Catalina 545: Best Full-Size Cruiser Over 55 Feet

Cruising World Judges named the Catalina 545 the Best Full-Size Cruiser Over 55 Feet for 2020.

December 9, 2019
Catalina 545
The Catalina 545 sailed very well in marginal conditions. Jon Whittle

So here come the Big Boys: the four finalists in the BOTY Class of 2020 vying for the title of “Mightiest Monohull” of them all. It would not be a cut-and-dry choice, however, as all four contestants were so radically different from one another.

Unfortunately, due to the extreme and unusual weather during the sea-trials portion of the contest (see “A Little Bit of Everything,” page 67), the yacht with perhaps the greatest sailing potential—the Beneteau First Yacht 53—went untested on the water. The 53 is a departure for Beneteau, which is betting big on attracting the performance-cruising segment of the market. So the judges were left to ponder the boat’s fate based on their dockside inspections.

Beneteau First Yacht 53
The Beneteau First Yacht 53 was big on performance. Jon Whittle

It received high marks. Judge Ed Sherman said: “This is a very interesting boat. It’s actually an outlier in terms of the electrical system in that it’s still using 12 volts, while almost everyone else seems to be evolving to 24 volts. There’s some real innovation happening here. They get kudos for the in-house digital-switching control system they’ve designed, which is pretty slick and enables the owner to control the system with their cellphone, or even remotely via the internet with the onboard Wi-Fi.”

Hanse 675
The Hanse 675 was the year’s biggest entry. Jon Whittle

Like the Beneteau, the year’s largest entry, the Hanse 675, comes with a price tag of over $1 million, a major topic of discussion in the final deliberations for the class. And while the judges did get aboard the boat for a test sail, the conditions were so calm that, again, decisions were based largely on the dockside visit. And it also generated positive reviews.

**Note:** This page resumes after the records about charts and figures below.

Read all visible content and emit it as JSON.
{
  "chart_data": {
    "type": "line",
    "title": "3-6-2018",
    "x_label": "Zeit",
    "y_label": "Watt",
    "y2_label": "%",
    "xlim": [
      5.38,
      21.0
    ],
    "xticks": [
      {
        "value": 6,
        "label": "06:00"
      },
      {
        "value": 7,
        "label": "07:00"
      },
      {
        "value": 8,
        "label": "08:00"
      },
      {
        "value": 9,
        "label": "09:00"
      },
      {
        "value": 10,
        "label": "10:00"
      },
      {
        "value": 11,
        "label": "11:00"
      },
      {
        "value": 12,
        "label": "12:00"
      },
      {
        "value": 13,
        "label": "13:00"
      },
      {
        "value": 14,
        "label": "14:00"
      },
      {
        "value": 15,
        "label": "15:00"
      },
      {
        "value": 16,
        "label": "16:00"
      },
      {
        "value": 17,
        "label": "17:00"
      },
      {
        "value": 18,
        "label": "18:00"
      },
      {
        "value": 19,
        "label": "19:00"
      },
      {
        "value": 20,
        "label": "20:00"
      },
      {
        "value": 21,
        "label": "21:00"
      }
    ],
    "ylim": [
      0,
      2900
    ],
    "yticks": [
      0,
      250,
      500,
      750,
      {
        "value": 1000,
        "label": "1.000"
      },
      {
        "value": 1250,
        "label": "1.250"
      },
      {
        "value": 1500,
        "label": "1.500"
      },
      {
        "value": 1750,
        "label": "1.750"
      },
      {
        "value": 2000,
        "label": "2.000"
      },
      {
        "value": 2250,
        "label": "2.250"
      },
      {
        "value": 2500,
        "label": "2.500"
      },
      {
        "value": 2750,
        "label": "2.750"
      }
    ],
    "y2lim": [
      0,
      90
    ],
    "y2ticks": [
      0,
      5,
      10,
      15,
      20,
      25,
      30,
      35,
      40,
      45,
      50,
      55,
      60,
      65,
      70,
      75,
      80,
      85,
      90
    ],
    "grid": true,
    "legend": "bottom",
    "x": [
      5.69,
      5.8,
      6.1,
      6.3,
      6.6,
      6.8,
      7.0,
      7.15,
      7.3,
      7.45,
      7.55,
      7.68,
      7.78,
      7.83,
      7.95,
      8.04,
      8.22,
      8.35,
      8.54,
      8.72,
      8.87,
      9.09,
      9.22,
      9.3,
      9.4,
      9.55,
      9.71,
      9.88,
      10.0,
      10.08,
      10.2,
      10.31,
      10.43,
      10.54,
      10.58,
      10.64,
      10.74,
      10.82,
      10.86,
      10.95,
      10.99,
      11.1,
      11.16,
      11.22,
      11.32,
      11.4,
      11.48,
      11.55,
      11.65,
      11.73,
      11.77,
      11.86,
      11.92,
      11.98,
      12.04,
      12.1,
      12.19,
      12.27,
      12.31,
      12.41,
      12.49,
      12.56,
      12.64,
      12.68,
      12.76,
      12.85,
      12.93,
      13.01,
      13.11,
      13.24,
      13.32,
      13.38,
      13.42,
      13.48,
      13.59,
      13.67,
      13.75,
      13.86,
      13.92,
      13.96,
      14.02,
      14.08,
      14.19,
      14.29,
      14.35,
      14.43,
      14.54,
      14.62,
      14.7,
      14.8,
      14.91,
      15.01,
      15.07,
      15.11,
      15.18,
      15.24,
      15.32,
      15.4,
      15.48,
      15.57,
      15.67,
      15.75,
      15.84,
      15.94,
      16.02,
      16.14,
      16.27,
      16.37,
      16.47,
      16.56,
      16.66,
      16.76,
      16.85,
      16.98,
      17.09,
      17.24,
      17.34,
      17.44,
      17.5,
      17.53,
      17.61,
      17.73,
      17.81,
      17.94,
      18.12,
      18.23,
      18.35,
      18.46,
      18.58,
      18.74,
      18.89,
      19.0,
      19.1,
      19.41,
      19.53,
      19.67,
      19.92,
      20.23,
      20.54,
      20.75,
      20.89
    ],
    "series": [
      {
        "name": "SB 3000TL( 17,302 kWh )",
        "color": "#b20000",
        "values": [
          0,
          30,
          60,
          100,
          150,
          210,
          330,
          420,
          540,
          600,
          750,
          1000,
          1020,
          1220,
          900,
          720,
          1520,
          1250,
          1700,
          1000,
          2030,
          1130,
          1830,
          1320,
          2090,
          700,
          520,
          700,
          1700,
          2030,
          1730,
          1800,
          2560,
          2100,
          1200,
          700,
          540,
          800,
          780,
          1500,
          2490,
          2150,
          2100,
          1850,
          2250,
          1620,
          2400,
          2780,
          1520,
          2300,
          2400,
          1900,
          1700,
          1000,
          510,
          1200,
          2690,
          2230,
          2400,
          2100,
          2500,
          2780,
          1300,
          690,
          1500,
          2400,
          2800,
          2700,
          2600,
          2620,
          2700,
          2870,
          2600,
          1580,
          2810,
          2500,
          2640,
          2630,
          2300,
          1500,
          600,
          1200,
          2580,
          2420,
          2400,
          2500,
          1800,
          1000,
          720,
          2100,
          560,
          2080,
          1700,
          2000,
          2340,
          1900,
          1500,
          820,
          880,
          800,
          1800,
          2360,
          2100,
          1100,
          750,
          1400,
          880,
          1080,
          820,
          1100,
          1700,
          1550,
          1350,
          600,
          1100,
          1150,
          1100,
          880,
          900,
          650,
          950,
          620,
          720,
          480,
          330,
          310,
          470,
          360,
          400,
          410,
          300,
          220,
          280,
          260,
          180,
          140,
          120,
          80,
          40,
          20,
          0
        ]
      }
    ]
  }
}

“Mechanically, the systems were very well-done,” judge Ralph Naranjo said. “The idea of using hydraulics for the anchor windlass was great, though I thought the capstan and chain size were quite small. Under sail, we didn’t have a fair evaluation because of lack of wind. But the sails, running rigging and so on were splendid. Under power she did very well, making better than 10 knots at the high end. And she backed down well either way.”

Bavaria C57
The Bavaria C57 represented extremely good value. Jon Whittle

The second of two Bavarias to be introduced in the United States this year was the stout C57. “In terms of installations, the systems are very similar to the C50,” Sherman said. “I’d say Bavarias in general have achieved a point in their construction expertise where they’re on par with Groupe Beneteau boats—they’re all in the same league in terms of the craftsmanship it takes to install commonly requested marine systems.” Naranjo added, “They’ve done an interesting thing with the 57, as they have several different draft versions from which to choose, and the engineering is solid in that they change the ballast with the different draft options.”


That left the 56-plus-foot Catalina 545, which—spoiler alert—not only was named Best Full-Size Cruiser Over 55 Feet, it also was named the overall Boat of the Year.

“I liked it as soon as I got on it,” judge Dan Spurr said. “I like the looks of it. I like the cockpit layout. The designer and builder, Gerry Douglas, did an excellent job explaining how he put the boat together and the choices that he made. I was impressed by the overall layout abovedecks and below. We didn’t have a ton of wind when we sailed it, but it acquitted itself nicely. It seemed like a pretty straightforward rig that my wife and I could handle pretty comfortably. In other words, it wasn’t complicated. Pricewise, in this category, it was in the same range as the Bavaria but considerably less than the Beneteau or Hanse, which I think is important. It represents good value. It’s a simple boat but one that’s handsome and well-thought-out.”

“The little things did it for me,” Sherman said. “The rigid stainless-steel handrails and the great toe rail. Really chunky stuff. I love the drain down the side of the deck. It was slippery in pretty light air. I mean, we got it up to 5 or 6 knots without any effort at all. I really loved the interior layout too. That forward stateroom with the little daybed was great. And the furniture in the main saloon is solid wood, not laminated stuff. It’s seemingly a minor thing, but it’s actually pretty major in terms of maintaining the value of the boat down the line.”


Many decades ago, Catalina Yachts was launched with the name of the prominent island off the coast where the company was founded. Fittingly, the Catalina 545, the latest and perhaps greatest of all the models that came before it, is an island unto itself.